Mi ero svegliata a causa di un sogno che ora stava inesorabilmente svanendo ma che mi aveva lasciato una sensazione di amarezza in petto; probabilmente aveva a che fare con Trost.
Dopo essermi girata e rigirata un paio di volte decisi di alzarmi, essendo ormai impossibile riuscire a riaddormentarmi. Indossai gli stivali dell’uniforme e il mantello sulle spalle per sfuggire al freddo della notte, quindi uscii dalla mia camera e mi diressi nella cucina, in cerca di qualcosa da bere.
Appena vi entrai però, mi resi conto di non essere sola: appoggiato al bancone su cui, su un fornelletto acceso, era appoggiata una teiera, stava il Capitano Levi, lo sguardo perso nel vuoto e le braccia incrociate. Azzardai un altro passo dentro la stanza e lo vidi alzare lo sguardo su di me in un espressione interrogativa, al quale risposi con un cenno di saluto.
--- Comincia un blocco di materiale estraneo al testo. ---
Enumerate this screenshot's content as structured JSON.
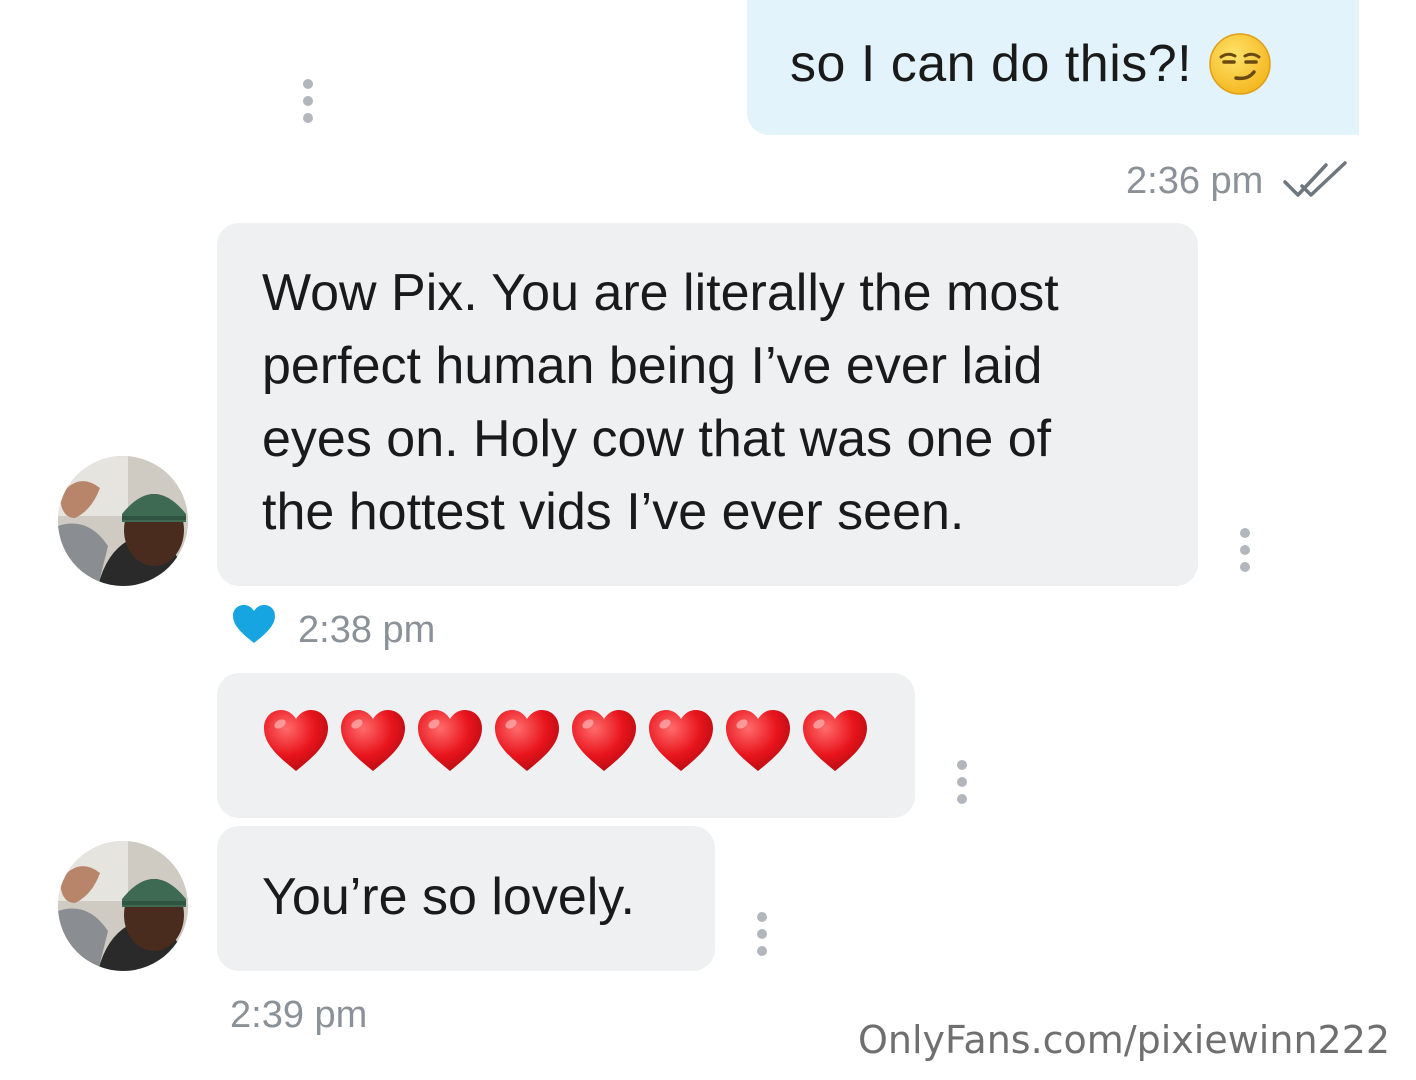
{
  "messages": [
    {
      "text": "so I can do this?!",
      "emoji": "smirking-face",
      "time": "2:36 pm",
      "status": "read"
    },
    {
      "text_lines": [
        "Wow Pix. You are literally the most",
        "perfect human being I’ve ever laid",
        "eyes on. Holy cow that was one of",
        "the hottest vids I’ve ever seen."
      ],
      "time": "2:38 pm",
      "liked": true
    },
    {
      "hearts": 8,
      "emoji": "red-heart"
    },
    {
      "text": "You’re so lovely.",
      "time": "2:39 pm"
    }
  ],
  "watermark": "OnlyFans.com/pixiewinn222",
  "colors": {
    "outgoing_bubble": "#e3f3fb",
    "incoming_bubble": "#eef0f2",
    "like_heart": "#16a5e1",
    "timestamp": "#8a9198"
  },
  "icons": [
    "more-options-icon",
    "double-check-icon",
    "like-heart-icon",
    "avatar"
  ]
}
– Salve capitano- dissi con un sorriso che durò poco sul mio volto stanco.
Mi rispose con un cenno simile al mio – Cosa ci fai sveglia a quest’ora?- chiese impassibile, il suo volto una maschera inespressiva.
Scrollai le spalle – Un sogno. Mi sono svegliata e non riuscivo più a dormire, quindi sono venuta a cercare qualcosa di caldo da bere- spiegai con tono basso, a non voler disturbare la quiete della notte.
L’uomo annuì, e mi parve di vedere un barlume di comprensione nei suoi occhi argentei – Mi stavo per preparare del tè. Ne vuoi una tazza?-.
Rimasi sorpresa alla sua offerta, in realtà ero convinta che mi avrebbe rimproverata e mandata in camera, quindi annuii – Se non è di disturbo-.
- Se lo fosse stato non te l’avrei chiesto- osservò piccato. Il gorgoglio dell’acqua lo distrasse: con movimenti meccanici, come se lo avesse fatto migliaia di volte, spense il fornello e mise il tè in infusione nella teiera, poi tirò fuori una tazza e un piattino in più dal mobile appeso.
Dopo pochi minuti versò in entrambe le tazze il liquido ambrato contenuto nella teiera e me ne passò una, che presi con un ringraziamento sussurrato, tenendola con medio e anulare della mano destra avvolti attorno ad essa attraverso il manico mentre indice e mignolo la circondavano da fuori.
Il capitano prese la propria e si sedette al tavolo dove pochi momenti prima mi ero seduta io, mettendosi sulla sedia alla mia destra e appoggiando la sua tazza sulla superficie di legno, lasciando che il tè si raffreddasse.
Mentre attendevamo trovai il coraggio di chiedergli – Come mai lei è ancora sveglio capitano?-.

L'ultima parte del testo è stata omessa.